Monday, 15 September 2008

Good morrow to you my faithful chums,

I have returned from my travels...I have been away to Olde London Town and a very pleasant stay it was. I have returned a tad knackered and a lot broke...hey ho.
Whilst I was there I went on a visit to St. Pauls cathedral...I was not impressed and at a tenner a throw I so wanted to be. It wasn't the fact that the entrance fee was so pricey...it was such a dry and souless place, it could well of been a wine bar or some such venue. The ceilings were beautiful though so all was not lost...plus...it was a major work out walking up all those steps to the top of the dome.
I managed to get to the "Hadrian" exhibition at the British museum...now that was worth the fee. It was really very interesting and some of the sculptures were stunning. I fell in love with the "mummy" portraits and left the proceedings completely inspired and wanting to mummify someone just so I could paint their portrait. Not too sure if that's quite the done thing in this day and age but a bloke can only try...not sure if it's legal either but if anyone out there fancies being mummified and then immortalised then I'm your man.
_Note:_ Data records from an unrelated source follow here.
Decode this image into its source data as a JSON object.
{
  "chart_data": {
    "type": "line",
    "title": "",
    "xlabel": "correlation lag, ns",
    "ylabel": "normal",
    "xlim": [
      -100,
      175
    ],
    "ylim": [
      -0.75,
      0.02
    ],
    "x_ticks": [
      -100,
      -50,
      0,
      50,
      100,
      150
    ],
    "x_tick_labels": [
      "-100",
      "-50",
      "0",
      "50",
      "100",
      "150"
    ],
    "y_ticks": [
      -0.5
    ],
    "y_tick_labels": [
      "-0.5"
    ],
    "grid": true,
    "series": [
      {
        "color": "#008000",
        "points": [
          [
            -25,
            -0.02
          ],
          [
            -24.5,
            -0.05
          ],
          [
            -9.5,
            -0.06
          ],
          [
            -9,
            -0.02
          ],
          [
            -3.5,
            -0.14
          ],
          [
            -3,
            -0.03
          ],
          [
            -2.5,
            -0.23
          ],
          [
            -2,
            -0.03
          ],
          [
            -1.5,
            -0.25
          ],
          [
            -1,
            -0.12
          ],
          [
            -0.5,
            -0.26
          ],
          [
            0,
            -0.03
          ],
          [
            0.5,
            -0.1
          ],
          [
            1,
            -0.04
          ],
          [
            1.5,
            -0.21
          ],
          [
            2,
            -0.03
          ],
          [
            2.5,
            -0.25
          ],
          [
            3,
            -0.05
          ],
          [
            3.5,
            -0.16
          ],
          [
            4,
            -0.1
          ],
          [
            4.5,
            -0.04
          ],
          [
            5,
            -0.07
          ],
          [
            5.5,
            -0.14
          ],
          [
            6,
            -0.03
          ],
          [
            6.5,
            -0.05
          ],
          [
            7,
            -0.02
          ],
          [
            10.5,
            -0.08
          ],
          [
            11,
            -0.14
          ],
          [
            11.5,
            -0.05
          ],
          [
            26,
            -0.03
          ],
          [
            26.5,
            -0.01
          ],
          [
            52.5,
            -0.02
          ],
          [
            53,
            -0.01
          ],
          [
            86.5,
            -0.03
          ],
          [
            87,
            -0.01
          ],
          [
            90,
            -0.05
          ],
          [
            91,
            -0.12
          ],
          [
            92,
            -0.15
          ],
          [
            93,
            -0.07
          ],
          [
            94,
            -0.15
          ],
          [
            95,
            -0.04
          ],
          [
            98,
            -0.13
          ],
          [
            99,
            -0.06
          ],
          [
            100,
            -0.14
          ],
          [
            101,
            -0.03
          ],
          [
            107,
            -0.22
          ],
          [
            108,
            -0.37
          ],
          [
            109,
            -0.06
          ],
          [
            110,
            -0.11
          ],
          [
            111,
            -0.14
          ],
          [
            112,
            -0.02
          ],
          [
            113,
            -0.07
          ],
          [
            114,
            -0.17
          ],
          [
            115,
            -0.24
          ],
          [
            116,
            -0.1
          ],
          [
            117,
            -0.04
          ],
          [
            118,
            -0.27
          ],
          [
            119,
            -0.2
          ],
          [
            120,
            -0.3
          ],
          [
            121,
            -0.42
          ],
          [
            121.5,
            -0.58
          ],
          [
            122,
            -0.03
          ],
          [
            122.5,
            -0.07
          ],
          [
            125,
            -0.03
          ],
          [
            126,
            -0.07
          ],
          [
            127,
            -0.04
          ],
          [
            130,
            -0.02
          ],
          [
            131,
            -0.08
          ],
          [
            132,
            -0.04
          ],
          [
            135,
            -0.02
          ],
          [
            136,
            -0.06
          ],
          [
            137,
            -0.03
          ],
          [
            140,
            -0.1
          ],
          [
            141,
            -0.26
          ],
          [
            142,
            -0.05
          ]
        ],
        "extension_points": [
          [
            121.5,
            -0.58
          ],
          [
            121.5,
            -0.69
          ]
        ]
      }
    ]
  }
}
I am now back to my sort of reality...mmmm...not sure if that's a comfort or not??? I have been so engrossed in these "Romanesque" paintings since my return I wonder if I should don a gladiators outfit and fight some lions...mind, with my legs and our weather it could prove dangerous. I have still got to add something or omit something and they will be spot on...I keep painting bits, gazing at bits, tweaking bits and distressing bits...one day a bell will go off in my head and I will know that this is it...finished. I sincerely hope that day arrives soon because I am going crossed eyed and virtually blind working on them. If I charged an hourly rate for all the man hours spent on this series they would retail for about £4 squillion..........

I am also in a bit of a conundrum and am wondering if I should be very brave and quit the work on the ward for a less stressful and less time consuming job. I so want to be concentrating on my painting and illustration stuff but am a big fat scardy cat about leaving my "comfort zone". When did I become such a coward??? What hapened to the boy who left art college with a song in his heart and a spring in his step?...mmm...bordering on bursting into song here so will shut up...and with a voice that could shatter plastic it would not be good...hey ho.